Brad Pitt em cena de ‘Era uma vez em Hollywood’ — Foto: Divulgação
Essa visão crítica e sarcástica, no entanto, fica diluída dentro das mais de 2 horas e 40 minutos da produção. Através de um olhar deslumbrado, Hollywood aparece como um lugar no qual atores são deuses que dão a simples mortais o privilégio de sua companhia.
No caso do personagem de DiCaprio, a analogia é simples. Mesmo um deus decadente, lutando para manter sua relevância em uma indústria que não o quer mais, ainda é um deus. Ele tem problemas, é verdade, mas os tem do alto de sua mansão com piscina e um cadillac estacionado na garagem.
Tensão e catarse
O diretor sempre foi um mestre em construir momentos tensos e finais catárticos. Em “Era uma vez em Hollywood”, tais sequências são mais raras, e mais poderosas por isso. É engraçado como grande parte do filme é dedicado à rotina dos protagonistas sem grandes emoções, tirando a sombra do inevitável assassinato que todos sabem estar por vir.
Isso ajuda a potencializar os instantes mais “tarantinescos”, em especial a visita ao antigo estúdio no qual os hippies da “família Manson” vivem e o desfecho catártico, no melhor estilo “Bastardos Inglórios” (2009). Enquanto um é silencioso e interessado nos detalhes, o segundo é barulhento, catártico e sangrento.
Ambos têm sua violência, mas não poderiam ser mais opostos – e servem para mostrar um diretor em completo domínio sobre a história que quer contar. Isso também ajuda a evidenciar os deslizes do filme, já que tudo o que aparece na tela claramente saiu diretamente de sua boca, por assim dizer.

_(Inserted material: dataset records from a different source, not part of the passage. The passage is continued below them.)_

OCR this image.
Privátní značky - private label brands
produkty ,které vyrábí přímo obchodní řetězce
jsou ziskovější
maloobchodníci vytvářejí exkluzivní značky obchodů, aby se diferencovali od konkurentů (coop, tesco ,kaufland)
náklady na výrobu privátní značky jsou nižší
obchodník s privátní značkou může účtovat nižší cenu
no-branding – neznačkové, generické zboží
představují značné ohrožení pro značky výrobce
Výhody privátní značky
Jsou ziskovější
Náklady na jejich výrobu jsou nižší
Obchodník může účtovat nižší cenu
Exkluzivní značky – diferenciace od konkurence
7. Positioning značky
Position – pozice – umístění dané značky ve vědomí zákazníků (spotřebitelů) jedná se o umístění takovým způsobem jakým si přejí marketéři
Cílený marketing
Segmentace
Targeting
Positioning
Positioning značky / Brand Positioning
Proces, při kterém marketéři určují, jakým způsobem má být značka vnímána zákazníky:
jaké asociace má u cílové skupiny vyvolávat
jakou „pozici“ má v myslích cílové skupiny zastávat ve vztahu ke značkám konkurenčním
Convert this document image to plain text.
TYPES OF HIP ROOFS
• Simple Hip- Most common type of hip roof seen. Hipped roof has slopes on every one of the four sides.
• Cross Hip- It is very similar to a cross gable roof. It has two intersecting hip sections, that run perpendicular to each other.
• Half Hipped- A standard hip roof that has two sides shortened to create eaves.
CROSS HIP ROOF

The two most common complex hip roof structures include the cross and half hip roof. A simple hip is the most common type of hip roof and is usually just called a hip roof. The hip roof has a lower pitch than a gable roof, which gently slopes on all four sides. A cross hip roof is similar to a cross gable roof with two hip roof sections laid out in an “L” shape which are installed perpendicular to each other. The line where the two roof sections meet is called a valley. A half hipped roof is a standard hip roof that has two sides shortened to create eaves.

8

Margot Robbie em cena de ‘Era uma vez em Hollywood’ — Foto: Divulgação
Made in USA
Tarantino nunca escondeu seu amor pelo cinema. Por isso, até faz sentido que em algum momento de sua carreira fizesse uma declaração literal e direta, mas a inocência presente na visão de “Era uma vez em Hollywood” é decepcionante para um cineasta que ficou conhecido por surpreender.
Mais difícil ainda de entender é a mensagem sutil do filme de que bom mesmo é o que vem apenas dos Estados Unidos. Spaghetti westerns, os faroestes produzidos na Itália, são o ponto mais baixo da carreira do protagonista. Mexicanos são relegados a manobristas. Bruce Lee vira uma fraude com gritinhos que leva uma surra de Pitt.
Tais escolhas não fazem sentido nas mãos de um diretor tão apaixonado pelo cinema em geral, que tanto homenageou o artista marcial em seus filmes e que até contratou o compositor Ennio Morricone para a trilha de “Os Oito Odiados” (2015).
“Era uma vez em Hollywood” é muitas coisas. Algumas muito boas, outras nem tanto. O filme está longe de ser o melhor escrito e dirigido por Quentin Tarantino, mas mostra que o cineasta ainda controla como ninguém o que faz. E é sempre bom ver algo feito por alguém tão apaixonado pelo cinema, mesmo que ele perca um pouco a mão às vezes.